Chaque mois, le podcast «Le sens de sa vue» revient sur les œuvres et moments qui ont construit la vision du monde d’une personnalité politique. Caroline Désir (PS), ministre de l’Education en Fédération Wallonie-Bruxelles, s’est livrée à l’exercice.

La ministre socialiste en charge de l’enseignement en Fédération Wallonie-Bruxelles est scolaire.

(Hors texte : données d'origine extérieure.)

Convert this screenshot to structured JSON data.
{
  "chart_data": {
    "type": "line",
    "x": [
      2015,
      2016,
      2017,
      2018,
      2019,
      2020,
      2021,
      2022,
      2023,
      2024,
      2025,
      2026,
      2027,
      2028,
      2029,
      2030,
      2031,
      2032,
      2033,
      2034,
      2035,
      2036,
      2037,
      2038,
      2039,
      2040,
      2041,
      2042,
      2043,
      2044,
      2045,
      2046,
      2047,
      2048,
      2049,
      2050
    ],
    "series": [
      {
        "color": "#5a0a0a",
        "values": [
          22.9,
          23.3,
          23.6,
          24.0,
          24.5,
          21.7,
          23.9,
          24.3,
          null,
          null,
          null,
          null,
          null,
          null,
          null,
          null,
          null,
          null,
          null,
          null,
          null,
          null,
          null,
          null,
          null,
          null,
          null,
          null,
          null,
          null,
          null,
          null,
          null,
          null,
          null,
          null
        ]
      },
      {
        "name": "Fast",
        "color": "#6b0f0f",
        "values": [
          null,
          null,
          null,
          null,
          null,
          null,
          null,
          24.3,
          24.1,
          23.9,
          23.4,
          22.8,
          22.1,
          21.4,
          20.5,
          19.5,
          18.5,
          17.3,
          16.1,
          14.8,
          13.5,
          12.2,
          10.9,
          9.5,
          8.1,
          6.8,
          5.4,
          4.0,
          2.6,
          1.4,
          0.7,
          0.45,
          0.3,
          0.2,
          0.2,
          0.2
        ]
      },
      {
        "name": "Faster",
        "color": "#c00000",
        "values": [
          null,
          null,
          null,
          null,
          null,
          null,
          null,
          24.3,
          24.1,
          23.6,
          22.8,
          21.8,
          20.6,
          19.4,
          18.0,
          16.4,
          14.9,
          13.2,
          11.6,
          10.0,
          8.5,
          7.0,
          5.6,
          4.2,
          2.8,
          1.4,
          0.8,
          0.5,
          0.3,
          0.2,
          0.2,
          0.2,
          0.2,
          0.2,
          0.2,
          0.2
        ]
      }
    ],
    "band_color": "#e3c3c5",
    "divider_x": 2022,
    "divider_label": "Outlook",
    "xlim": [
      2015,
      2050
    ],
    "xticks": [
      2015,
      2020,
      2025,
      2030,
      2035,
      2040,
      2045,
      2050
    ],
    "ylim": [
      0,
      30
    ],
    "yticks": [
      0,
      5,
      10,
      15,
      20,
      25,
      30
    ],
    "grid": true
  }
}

Elle est une bonne élève, elle l’a toujours été, a fréquenté de bonnes écoles, a étudié à l’ULB, le droit, puis une spécialisation en droit du travail et en droit social.

«J’ai toujours su que j’avais eu énormément de chance», dit-elle, quand elle raconte combien les inégalités sociales l’indignent, presque depuis toujours. «J’ai très vite pris conscience que j’étais de gauche, avant mes études déjà, tout mon parcours, le choix de mes études, ça venait de là», se rappelle-t-elle.

Elle est scolaire parce que les choix qui illustrent sa vie d’engagée portent beaucoup sur l’école, «ce n’est pas tellement que je suis passionnée, mais les inégalités scolaires, c’est la base de tout ou presque». Mais, scolaire, elle l’est aussi quand, socialistement correcte comme il faut, elle évoque cette Rosetta des frères Dardenne si «enragée» qu’elle l’a tant marquée, et le très explicite refrain révolutionnaire de Tracy Chapman, dont les couplets sont gentiment marxisants.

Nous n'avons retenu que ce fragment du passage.